The former Verchild’s High School student had been missing since Thursday, June 7, 2012, and numerous search parties by family members, headed by Meshach, were launched to find him.
According to Meshach, members of the Police Force, along with a tracking dog, had twice assisted them in the search for his brother.
But it was not until one week later (June 14) that his remains were discovered and extracted from a 180-foot well within a tall-grassy patch of land in the White Gate area in Dieppe Bay.
Speaking with Sergeant Hector on that day, this publication was told that while conducting a joint operation in the White Gate area, police officers and soldiers discovered a burnt area that aroused their suspicion of an illegal activity.
“Earlier this morning, sometime before 10 o’clock, officers of the St. Kitts-Nevis Defence Force, whilst on a joint operation with officers from the Royal St. Christopher and Nevis Police Force, came across an area in the White Gate area close to the mill some 250 feet away from the main road.
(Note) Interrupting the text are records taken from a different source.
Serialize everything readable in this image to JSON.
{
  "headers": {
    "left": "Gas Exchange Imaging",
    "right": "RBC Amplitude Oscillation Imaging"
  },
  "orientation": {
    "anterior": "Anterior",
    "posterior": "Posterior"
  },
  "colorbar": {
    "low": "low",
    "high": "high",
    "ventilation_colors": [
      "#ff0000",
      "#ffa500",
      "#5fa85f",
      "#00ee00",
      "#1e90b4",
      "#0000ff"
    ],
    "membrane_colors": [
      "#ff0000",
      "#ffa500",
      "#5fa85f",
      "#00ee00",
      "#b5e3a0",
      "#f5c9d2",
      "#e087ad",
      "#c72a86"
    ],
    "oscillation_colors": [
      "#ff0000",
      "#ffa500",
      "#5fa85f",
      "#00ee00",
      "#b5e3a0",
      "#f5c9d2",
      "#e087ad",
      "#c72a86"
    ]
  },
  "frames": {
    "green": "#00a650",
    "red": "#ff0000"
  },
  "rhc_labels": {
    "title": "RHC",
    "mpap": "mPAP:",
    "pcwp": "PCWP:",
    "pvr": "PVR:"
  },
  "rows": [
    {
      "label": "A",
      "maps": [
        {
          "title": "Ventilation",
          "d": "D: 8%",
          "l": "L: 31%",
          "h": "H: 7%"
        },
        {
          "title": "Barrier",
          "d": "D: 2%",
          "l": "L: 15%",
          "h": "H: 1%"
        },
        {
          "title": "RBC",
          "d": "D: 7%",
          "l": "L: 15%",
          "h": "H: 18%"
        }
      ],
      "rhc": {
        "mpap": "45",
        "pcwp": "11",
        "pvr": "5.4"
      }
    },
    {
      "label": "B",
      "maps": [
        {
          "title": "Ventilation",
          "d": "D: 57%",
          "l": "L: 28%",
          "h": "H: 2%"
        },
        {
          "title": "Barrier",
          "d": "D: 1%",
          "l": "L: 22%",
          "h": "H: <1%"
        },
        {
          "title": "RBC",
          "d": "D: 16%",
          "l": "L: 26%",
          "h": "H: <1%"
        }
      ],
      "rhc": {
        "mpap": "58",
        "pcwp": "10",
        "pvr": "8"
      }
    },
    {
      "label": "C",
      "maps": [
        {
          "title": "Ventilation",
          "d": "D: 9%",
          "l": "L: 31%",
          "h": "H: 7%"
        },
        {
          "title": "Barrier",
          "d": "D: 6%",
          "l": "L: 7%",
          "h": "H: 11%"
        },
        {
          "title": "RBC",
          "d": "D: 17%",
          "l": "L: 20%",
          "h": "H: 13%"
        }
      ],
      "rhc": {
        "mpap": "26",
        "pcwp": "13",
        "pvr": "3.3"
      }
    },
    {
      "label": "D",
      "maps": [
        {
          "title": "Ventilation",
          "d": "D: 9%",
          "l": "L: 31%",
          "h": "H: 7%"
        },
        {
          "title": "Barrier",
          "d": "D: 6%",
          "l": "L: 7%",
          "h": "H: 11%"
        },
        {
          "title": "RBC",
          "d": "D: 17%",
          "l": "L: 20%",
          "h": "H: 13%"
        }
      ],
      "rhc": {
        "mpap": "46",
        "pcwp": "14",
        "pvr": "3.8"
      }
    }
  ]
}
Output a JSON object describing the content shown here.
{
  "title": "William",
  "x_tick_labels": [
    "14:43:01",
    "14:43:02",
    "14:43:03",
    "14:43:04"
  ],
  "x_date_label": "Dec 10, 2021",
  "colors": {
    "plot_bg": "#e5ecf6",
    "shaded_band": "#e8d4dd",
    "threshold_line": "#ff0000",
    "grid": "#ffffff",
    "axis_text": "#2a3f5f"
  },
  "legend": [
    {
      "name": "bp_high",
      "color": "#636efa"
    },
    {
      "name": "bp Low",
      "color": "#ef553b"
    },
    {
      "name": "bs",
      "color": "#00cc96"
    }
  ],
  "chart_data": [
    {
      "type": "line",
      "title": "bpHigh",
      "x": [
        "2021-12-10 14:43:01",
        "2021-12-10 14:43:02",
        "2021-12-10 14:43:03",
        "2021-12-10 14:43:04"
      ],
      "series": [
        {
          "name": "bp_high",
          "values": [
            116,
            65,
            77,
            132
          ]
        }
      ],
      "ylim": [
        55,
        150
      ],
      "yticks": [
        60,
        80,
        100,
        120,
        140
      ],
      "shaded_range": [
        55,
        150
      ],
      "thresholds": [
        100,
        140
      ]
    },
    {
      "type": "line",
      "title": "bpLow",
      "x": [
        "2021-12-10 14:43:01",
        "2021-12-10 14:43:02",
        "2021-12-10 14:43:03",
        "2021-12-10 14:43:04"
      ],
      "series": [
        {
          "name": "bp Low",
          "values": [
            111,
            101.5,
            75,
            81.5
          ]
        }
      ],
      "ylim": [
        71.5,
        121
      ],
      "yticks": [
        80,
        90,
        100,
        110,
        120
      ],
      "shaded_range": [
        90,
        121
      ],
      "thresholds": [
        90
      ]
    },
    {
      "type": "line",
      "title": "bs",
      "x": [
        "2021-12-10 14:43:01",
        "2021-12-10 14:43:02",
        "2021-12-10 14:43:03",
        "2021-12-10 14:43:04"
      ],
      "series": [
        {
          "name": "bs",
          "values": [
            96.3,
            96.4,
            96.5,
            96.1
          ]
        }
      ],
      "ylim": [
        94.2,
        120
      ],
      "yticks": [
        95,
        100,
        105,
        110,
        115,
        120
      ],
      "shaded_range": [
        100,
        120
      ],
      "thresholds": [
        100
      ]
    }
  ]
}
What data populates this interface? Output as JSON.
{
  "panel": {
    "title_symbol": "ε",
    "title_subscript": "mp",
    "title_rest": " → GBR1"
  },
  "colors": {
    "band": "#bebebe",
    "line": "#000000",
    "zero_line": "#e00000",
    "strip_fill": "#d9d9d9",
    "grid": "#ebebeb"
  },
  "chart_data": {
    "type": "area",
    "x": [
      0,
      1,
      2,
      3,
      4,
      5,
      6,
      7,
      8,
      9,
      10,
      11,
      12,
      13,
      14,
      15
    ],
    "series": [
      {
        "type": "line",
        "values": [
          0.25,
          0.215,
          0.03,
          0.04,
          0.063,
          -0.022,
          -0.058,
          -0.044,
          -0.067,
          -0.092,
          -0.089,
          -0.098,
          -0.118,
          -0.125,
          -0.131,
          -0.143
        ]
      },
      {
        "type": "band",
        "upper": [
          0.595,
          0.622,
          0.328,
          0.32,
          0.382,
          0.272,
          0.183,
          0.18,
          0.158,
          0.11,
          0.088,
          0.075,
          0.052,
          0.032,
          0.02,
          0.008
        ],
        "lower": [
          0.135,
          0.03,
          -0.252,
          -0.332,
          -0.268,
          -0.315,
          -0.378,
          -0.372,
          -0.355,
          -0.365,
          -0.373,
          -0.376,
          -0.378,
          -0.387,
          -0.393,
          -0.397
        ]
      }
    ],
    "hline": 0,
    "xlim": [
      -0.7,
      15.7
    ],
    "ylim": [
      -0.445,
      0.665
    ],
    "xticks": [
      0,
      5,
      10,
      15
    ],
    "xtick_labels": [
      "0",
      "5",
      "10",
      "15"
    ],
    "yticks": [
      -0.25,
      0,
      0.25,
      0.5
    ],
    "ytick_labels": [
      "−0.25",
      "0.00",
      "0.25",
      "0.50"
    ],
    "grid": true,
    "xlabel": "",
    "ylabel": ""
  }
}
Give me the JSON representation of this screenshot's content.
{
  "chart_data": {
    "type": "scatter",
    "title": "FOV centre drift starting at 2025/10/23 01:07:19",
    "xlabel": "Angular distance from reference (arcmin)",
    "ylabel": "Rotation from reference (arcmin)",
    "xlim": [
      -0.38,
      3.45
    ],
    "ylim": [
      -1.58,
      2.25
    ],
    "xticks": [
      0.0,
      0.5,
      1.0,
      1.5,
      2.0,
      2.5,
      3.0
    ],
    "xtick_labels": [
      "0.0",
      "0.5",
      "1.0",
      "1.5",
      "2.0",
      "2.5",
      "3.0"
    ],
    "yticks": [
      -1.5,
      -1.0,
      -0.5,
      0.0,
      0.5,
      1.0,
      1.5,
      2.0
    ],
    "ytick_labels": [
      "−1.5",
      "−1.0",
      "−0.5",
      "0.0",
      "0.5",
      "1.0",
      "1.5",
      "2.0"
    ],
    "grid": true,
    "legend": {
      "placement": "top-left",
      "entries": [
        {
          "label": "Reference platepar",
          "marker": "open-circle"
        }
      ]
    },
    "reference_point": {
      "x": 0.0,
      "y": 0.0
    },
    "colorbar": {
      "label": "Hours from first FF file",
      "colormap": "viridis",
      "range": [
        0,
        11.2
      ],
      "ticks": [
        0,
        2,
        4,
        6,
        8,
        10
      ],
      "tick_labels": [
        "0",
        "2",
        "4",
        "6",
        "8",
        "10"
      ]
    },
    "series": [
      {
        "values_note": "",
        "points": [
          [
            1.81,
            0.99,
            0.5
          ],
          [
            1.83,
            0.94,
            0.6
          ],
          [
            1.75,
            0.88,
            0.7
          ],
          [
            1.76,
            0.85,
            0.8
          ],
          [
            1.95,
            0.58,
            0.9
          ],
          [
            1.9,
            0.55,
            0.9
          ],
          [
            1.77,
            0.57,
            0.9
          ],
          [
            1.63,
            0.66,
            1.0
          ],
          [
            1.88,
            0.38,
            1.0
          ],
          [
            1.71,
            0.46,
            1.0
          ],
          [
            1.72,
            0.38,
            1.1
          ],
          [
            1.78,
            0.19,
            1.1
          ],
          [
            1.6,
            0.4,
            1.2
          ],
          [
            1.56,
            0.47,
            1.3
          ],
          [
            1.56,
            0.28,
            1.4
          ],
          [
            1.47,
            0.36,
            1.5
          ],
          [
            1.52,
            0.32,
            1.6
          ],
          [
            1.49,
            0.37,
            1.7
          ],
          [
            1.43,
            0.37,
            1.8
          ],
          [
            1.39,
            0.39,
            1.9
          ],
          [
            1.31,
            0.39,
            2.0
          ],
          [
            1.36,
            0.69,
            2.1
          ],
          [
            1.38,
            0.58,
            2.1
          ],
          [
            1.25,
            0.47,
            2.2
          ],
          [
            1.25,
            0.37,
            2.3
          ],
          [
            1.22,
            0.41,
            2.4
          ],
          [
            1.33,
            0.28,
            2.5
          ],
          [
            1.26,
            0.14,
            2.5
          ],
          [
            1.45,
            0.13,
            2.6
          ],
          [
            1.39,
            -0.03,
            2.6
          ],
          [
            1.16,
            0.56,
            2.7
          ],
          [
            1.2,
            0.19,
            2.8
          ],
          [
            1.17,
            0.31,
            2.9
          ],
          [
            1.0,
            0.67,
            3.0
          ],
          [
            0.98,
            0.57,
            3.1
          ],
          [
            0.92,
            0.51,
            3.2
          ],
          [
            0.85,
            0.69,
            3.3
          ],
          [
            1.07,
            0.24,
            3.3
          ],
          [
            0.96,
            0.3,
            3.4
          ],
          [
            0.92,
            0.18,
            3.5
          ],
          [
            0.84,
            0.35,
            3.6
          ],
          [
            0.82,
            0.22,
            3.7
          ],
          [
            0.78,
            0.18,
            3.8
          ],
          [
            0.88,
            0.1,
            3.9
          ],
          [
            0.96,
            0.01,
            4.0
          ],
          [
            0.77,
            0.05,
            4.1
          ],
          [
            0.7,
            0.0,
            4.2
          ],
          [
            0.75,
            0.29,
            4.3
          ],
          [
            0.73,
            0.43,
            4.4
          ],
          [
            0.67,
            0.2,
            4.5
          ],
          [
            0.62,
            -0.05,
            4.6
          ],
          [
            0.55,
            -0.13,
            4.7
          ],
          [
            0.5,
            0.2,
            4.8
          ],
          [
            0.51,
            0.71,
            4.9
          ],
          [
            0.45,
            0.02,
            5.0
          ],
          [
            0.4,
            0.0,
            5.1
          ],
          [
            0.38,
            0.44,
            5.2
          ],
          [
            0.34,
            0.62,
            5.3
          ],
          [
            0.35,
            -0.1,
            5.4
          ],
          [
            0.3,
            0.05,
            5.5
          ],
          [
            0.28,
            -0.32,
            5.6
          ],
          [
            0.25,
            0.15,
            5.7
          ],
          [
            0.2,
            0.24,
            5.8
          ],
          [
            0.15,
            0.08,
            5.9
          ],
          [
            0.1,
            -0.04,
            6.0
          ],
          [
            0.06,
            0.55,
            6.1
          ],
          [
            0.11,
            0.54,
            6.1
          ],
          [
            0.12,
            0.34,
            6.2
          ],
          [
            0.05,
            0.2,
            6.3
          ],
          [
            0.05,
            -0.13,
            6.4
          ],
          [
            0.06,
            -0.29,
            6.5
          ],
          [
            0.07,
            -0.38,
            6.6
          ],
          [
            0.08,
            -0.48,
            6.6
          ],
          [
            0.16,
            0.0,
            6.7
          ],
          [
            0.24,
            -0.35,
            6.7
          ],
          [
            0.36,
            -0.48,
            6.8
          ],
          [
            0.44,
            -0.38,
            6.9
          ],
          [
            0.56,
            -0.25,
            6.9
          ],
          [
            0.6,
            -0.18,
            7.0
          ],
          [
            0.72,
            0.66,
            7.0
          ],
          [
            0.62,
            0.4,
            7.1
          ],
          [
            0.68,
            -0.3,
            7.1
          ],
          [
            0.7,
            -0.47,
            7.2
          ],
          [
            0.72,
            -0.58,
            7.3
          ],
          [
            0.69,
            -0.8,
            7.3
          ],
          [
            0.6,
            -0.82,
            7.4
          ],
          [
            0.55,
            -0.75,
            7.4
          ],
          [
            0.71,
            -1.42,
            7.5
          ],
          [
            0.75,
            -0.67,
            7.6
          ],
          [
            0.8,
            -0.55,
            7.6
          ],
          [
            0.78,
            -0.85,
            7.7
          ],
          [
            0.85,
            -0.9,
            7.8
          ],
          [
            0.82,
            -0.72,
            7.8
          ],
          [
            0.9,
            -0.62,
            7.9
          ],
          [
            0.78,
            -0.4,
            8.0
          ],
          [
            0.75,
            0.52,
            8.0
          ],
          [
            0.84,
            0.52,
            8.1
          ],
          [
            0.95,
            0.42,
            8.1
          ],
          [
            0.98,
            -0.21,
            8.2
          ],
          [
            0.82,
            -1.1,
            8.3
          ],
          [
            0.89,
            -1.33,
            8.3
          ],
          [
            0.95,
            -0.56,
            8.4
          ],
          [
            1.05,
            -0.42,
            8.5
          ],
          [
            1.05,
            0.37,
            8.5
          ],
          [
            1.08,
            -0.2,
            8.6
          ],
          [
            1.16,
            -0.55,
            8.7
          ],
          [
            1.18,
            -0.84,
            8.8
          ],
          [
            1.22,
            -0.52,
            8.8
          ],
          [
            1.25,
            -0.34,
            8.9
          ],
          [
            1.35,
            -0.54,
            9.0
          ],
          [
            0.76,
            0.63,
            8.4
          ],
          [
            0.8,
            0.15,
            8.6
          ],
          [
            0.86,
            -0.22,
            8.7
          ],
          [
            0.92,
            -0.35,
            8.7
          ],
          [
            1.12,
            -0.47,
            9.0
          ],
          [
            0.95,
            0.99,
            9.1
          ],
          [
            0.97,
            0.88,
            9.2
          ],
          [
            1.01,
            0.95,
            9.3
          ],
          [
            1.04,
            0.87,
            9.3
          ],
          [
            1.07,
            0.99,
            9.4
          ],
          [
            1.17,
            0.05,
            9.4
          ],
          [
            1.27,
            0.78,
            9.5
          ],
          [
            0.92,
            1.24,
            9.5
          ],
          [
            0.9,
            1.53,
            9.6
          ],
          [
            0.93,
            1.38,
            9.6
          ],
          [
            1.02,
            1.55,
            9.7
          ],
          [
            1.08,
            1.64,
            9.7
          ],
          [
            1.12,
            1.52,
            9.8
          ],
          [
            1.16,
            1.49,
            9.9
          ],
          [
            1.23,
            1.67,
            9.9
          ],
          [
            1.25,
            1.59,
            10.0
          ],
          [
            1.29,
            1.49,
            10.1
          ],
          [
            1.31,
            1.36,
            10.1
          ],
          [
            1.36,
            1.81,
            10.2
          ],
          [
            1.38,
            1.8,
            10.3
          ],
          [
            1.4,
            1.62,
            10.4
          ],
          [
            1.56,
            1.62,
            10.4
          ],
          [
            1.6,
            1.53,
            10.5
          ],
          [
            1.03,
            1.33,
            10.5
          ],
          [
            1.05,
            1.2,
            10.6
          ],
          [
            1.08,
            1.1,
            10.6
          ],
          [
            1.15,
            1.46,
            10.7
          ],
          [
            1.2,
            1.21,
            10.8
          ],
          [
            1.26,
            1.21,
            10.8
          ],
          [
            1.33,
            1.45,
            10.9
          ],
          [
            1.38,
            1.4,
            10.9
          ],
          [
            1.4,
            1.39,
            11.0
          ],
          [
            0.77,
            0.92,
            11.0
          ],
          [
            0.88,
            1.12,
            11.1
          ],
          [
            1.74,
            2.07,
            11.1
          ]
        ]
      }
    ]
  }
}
“On that site in question, we found an area that had a burnt patch and also a well in which examinations are currently ongoing with regards to the find. But I can report at this stage that we have asked for assistance from the Fire and Rescue Services. They have been summoned to the scene and we are about to do some rappelling in that location to actually retrieve and try to identify what may be suspected down at the bottom of that well.”
He also said that between the well and the burnt area they had found some particles that was later “denoted to be human remains, and was actually identified as human remains by our forensic examiner Lieutenant Alexander”.
A section from the Fire and Rescue Services were summoned to the scene and one member rappelled down the well where he located the remains.
SKNVibes learnt that the body seemed to have been dismembered before being burnt and thrown into the well, because the remains had to be placed in a number of buckets and taken to the surface where members of the Crime Scene Unit conducted further investigations.
Alford was the second teen to have gone missing in as many months and his death takes to 10 the number of murders committed in the Federation for this year; eight on St. Kitts and two on Nevis.
On Saturday (Apr. 28), Dylon Clarke of Church Ground, Nevis was last seen in the vicinity of Moon’s Bar in Church Ground at approximately 6:00 p.m.
Since then, a number of searches were conducted by family members, friends, the police and the Nevis Disaster Management Department to find the teenager.
Assistance was also gained from a K-9 Unit of the USVI Police Department, which provided a cadaver tracking dog with two handlers, but they also failed to locate Clarke.